During the past few years there has been increasing scrutiny and criticism of government regulators for failing to take action against individuals in several financial fraud cases brought solely against corporate entities.  In a strong reaction to this criticism, DOJ has announced a new policy that places emphasis on holding individuals, particularly high level corporate employees, personally accountable for the role they play in corporate misconduct.  This is to be accomplished by shifting the focus of its policy on corporate cooperation agreements to compel companies, as a condition to entering into a corporate cooperation agreement, to assist in DOJ efforts to hold individuals liable.

This is not just rhetoric: Deputy Attorney General Sally Yates has advised the US Attorneys in every district of their obligation to strictly enforce the new policy and the policy has already been credited with the recent indictment of a former president of drug maker Warner Chilcott and three of its former directors.

Conditions for Eligibility for Cooperation Credit and Cooperation Agreements:

The new Yates policy sets forth six principles to guide resolution of DOJ enforcement actions.  The principal thrust of this new guidance is the requirement that a cooperating company seeking cooperation credit for a more lenient resolution, make a full disclosure to the DOJ of all facts and circumstances concerning the individuals involved in the corporate misconduct.

First:  Corporations will not be eligible for cooperation credit unless they supply the DOJ with "all relevant facts about the individuals involved in corporate misconduct." 

Second:  All corporations will be required to focus on individuals from the inception of the investigation.

Third:  Civil and criminal DOJ attorneys conducting corporate investigations should be in routine contact with each other.

Fourth:  Absent extraordinary circumstances neither the DOJ nor corporate resolution will provide protection from criminal or civil liability for any individuals.

Fifth:  Corporate cases should not be resolved without a clear plan to resolve related individual cases before the statute of limitations expires.

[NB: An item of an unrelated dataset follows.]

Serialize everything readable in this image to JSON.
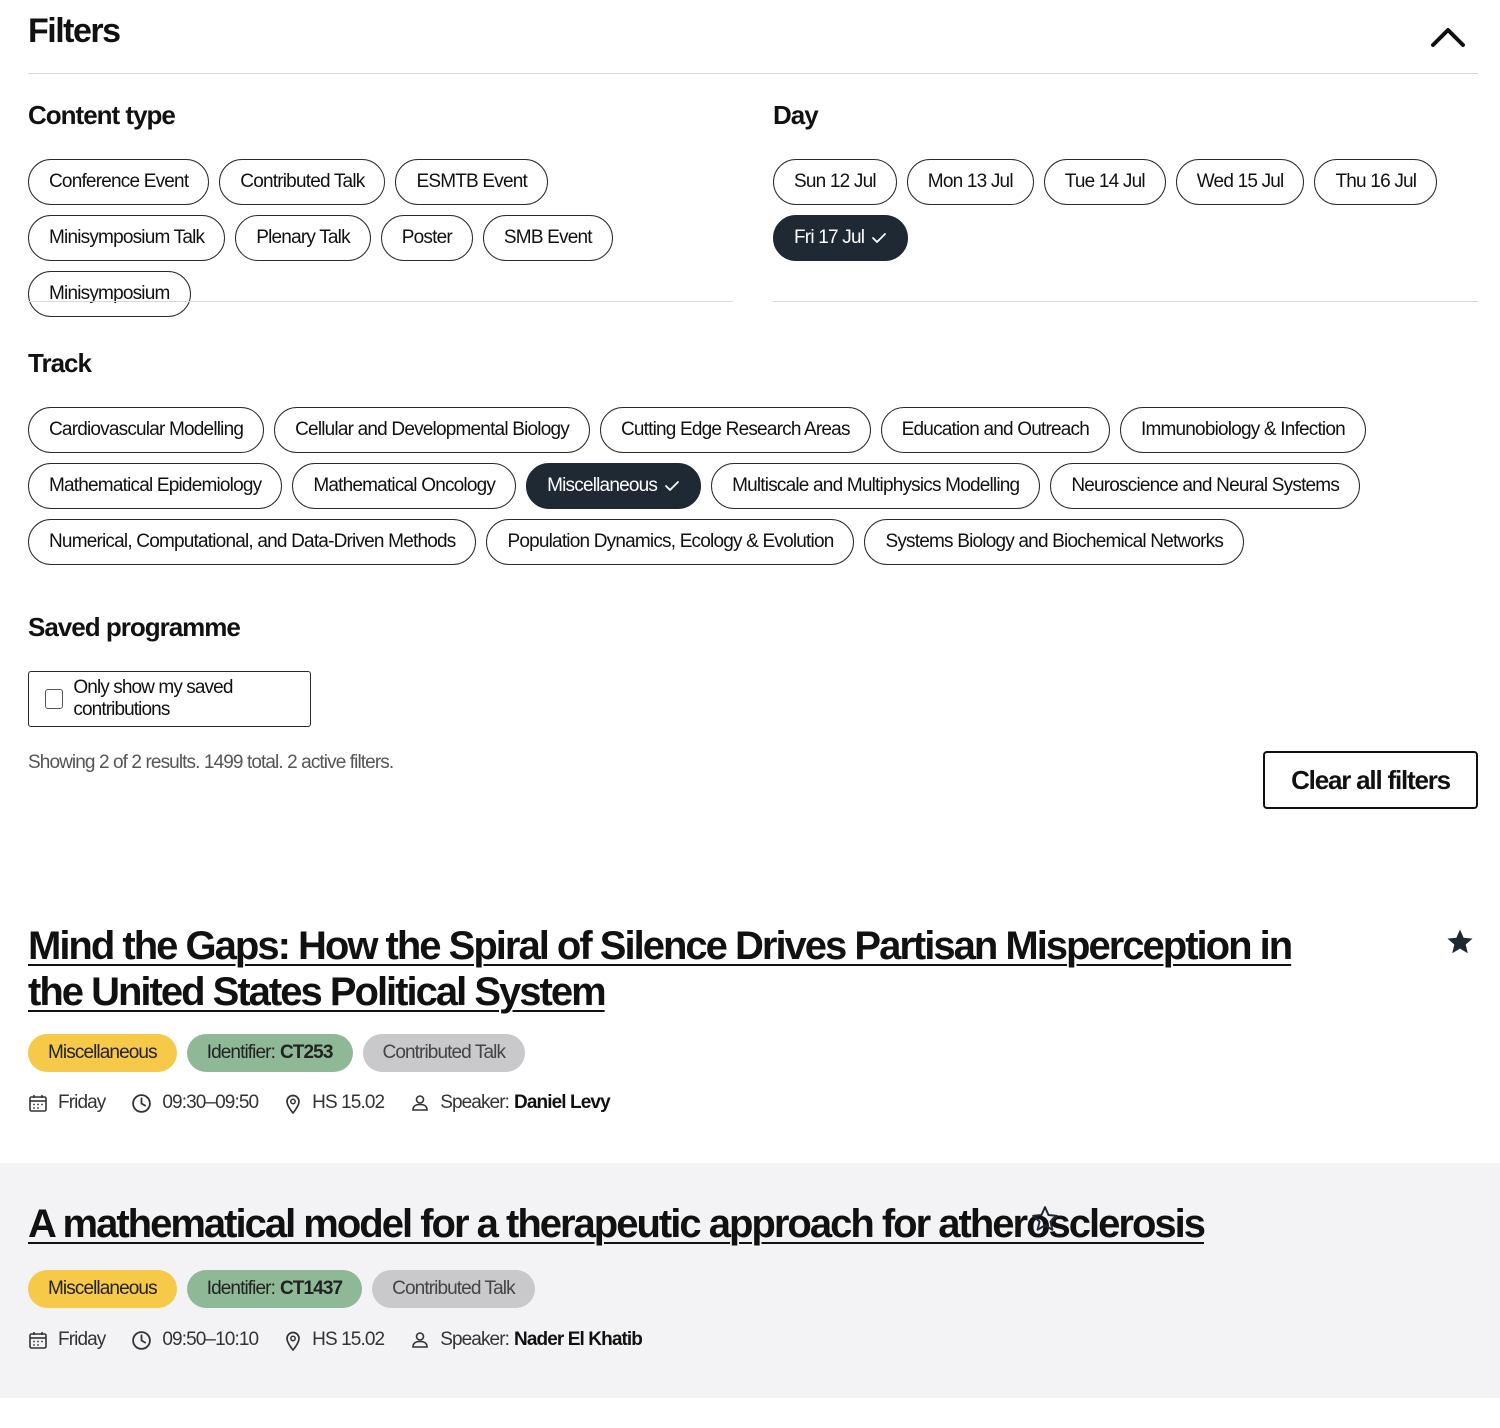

Finally:  Civil attorneys should consistently focus on individuals as well as the company and evaluate whether to bring suit against an individual based on considerations beyond that individual's ability to pay.

Impact of the New Policy:

  • It will change the way in which corporations and their counsel have traditionally negotiated corporate resolution agreements.
  • The new policy increases the risk to companies that they may be denied cooperation credit on the basis that the company did not go far enough; or should the company determine not to cooperate under certain circumstances it could lead to enhanced penalties.
  • It could lead to more cumbersome and less efficient internal investigations as it complicates attorney-client privilege and attorney work product doctrine issues when corporations decide to turn over the results of its investigative efforts, along with findings and analysis--these venerable protections may be waived. 
  • The policy may make it more difficult for companies and their counsel to secure unfettered cooperation from executives in internal investigations. The risk for employees to cooperate with an internal investigation that will turnover information to DOJ may present an early conflict that necessitates an early assessment of the need for   separate legal representation for the individual. 
  •  The policy may also have implications for D&O coverage for those individuals.
  • It places added emphasis on the need for companies to re-evaluate their compliance program to ensure that it is effective and consistent with Yates, Caremark oversight obligations and the revised federal sentencing guidelines.  This is particularly important given that DOJ has now appointed "compliance counsel" within its fraud division who will scrutinize corporate compliance programs to determine whether they have been "effective and maintained in good faith."
  • It could impact advancement and indemnification for affected employees.

Guidance To Clients:

The new DOJ initiative raises the threshold for companies to receive maximum cooperation credit while attempting DOJ resolution.  In order to best position itself, companies should take the opportunity to review and assess their policies and procedures. The implications of the Yates policy should be communicated to senior management and the governing board.  It has now become foolhardy to not proactively investigate individuals who have been discovered to engage in corporate misconduct.  Moreover, a robust focus on corporate compliance should be undertaken, as it is generally the best way to prevent and mitigate risk from misconduct.